Morris summed up a lengthy discussion on the role of parents thus: "Everyone happy? Thank God for that."
The chair didn't spare his officials either. Brian Gardner, the directorate's number two, was being closely questioned on the reorganisation of the careers service in Ayrshire following the disappearance of Strathclyde. "Is that aw right, David?" Morris asked fellow councillor David O'Neill following a Gardner clarification. "He'll just go over it again if you keep at it."
The following item on the Ayrshire educationbusiness partnership saw Gardner get his own back. "Keep it simple this time, Brian," urged Morris. "You're just blinding them with science."
Gardner obliged: "This item closely mirrors the previous one and the arrangements being proposed are similar."
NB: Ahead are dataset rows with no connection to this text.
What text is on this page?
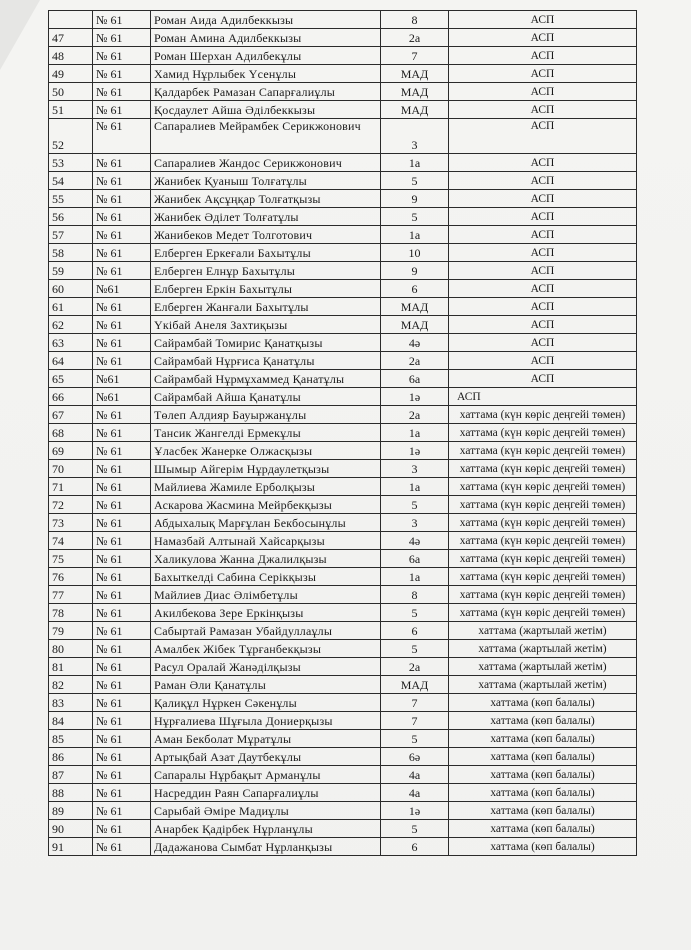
	№ 61	Роман Аида Адилбеккызы	8	АСП
47	№ 61	Роман Амина Адилбеккызы	2а	АСП
48	№ 61	Роман Шерхан Адилбекұлы	7	АСП
49	№ 61	Хамид Нұрлыбек Үсенұлы	МАД	АСП
50	№ 61	Қалдарбек Рамазан Сапарғалиұлы	МАД	АСП
51	№ 61	Қосдаулет Айша Әділбеккызы	МАД	АСП
52	№ 61	Сапаралиев Мейрамбек Серикжонович	3	АСП
53	№ 61	Сапаралиев Жандос Серикжонович	1а	АСП
54	№ 61	Жанибек Қуаныш Толғатұлы	5	АСП
55	№ 61	Жанибек Ақсұңқар Толғатқызы	9	АСП
56	№ 61	Жанибек Әділет Толғатұлы	5	АСП
57	№ 61	Жанибеков Медет Толготович	1а	АСП
58	№ 61	Елберген Еркеғали Бахытұлы	10	АСП
59	№ 61	Елберген Елнұр Бахытұлы	9	АСП
60	№61	Елберген Еркін Бахытұлы	6	АСП
61	№ 61	Елберген Жанғали Бахытұлы	МАД	АСП
62	№ 61	Үкібай Анеля Захтиқызы	МАД	АСП
63	№ 61	Сайрамбай Томирис Қанатқызы	4ә	АСП
64	№ 61	Сайрамбай Нұрғиса Қанатұлы	2а	АСП
65	№61	Сайрамбай Нұрмұхаммед Қанатұлы	6а	АСП
66	№61	Сайрамбай Айша Қанатұлы	1ә	АСП
67	№ 61	Төлеп Алдияр Бауыржанұлы	2а	хаттама (күн көріс деңгейі төмен)
68	№ 61	Тансик Жангелді Ермекұлы	1а	хаттама (күн көріс деңгейі төмен)
69	№ 61	Ұласбек Жанерке Олжасқызы	1ә	хаттама (күн көріс деңгейі төмен)
70	№ 61	Шымыр Айгерім Нұрдаулетқызы	3	хаттама (күн көріс деңгейі төмен)
71	№ 61	Майлиева Жамиле Ерболқызы	1а	хаттама (күн көріс деңгейі төмен)
72	№ 61	Аскарова Жасмина Мейрбекқызы	5	хаттама (күн көріс деңгейі төмен)
73	№ 61	Абдыхалық Марғұлан Бекбосынұлы	3	хаттама (күн көріс деңгейі төмен)
74	№ 61	Намазбай Алтынай Хайсарқызы	4ә	хаттама (күн көріс деңгейі төмен)
75	№ 61	Халикулова Жанна Джалилқызы	6а	хаттама (күн көріс деңгейі төмен)
76	№ 61	Бахыткелді Сабина Серікқызы	1а	хаттама (күн көріс деңгейі төмен)
77	№ 61	Майлиев Диас Әлімбетұлы	8	хаттама (күн көріс деңгейі төмен)
78	№ 61	Акилбекова Зере Еркінқызы	5	хаттама (күн көріс деңгейі төмен)
79	№ 61	Сабыртай Рамазан Убайдуллаұлы	6	хаттама (жартылай жетім)
80	№ 61	Амалбек Жібек Тұрғанбекқызы	5	хаттама (жартылай жетім)
81	№ 61	Расул Оралай Жанәділқызы	2а	хаттама (жартылай жетім)
82	№ 61	Раман Әли Қанатұлы	МАД	хаттама (жартылай жетім)
83	№ 61	Қалиқұл Нұркен Сәкенұлы	7	хаттама (көп балалы)
84	№ 61	Нұрғалиева Шұғыла Дониерқызы	7	хаттама (көп балалы)
85	№ 61	Аман Бекболат Мұратұлы	5	хаттама (көп балалы)
86	№ 61	Артықбай Азат Даутбекұлы	6ә	хаттама (көп балалы)
87	№ 61	Сапаралы Нұрбақыт Арманұлы	4а	хаттама (көп балалы)
88	№ 61	Насреддин Раян Сапарғалиұлы	4а	хаттама (көп балалы)
89	№ 61	Сарыбай Әміре Мадиұлы	1ә	хаттама (көп балалы)
90	№ 61	Анарбек Қадірбек Нұрланұлы	5	хаттама (көп балалы)
91	№ 61	Дадажанова Сымбат Нұрланқызы	6	хаттама (көп балалы)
Morris learnt his skills of chairmanship in a hard school: the Educational Institute of Scotland. He has chaired its Glasgow association and Strathclyde executive. Or perhaps it was his job lecturing at Stow College, where his claim to fame is having taught Billy Connolly on day-release from the shipyards, which left him with a gift for one-liners.
North Ayrshire's political leadership is not just drawn from the ranks of further education, however. Margaret Highet, one of the education vice-chairs, is the retired head of services for deaf children in Ayrshire. Irene Hamilton Oldfather, the other vice-chair, used to lecture in American history at Arizona University. She chaired a school board for four years and works part-time for the European Parliament.
This high-powered trio are complemented by John Taylor, who chairs the Forum for Scottish Education, and is Church of Scotland rep. Taylor is no stranger in these parts, having been head of Auchenharvie Academy in Stevenston.
North Ayrshire also, of course, enjoys the distinction of being the only new authority with an opt-out ballot on its hands. But, with such talent at the top, why would parents of children at Gateside primary want to depart from its gentle care?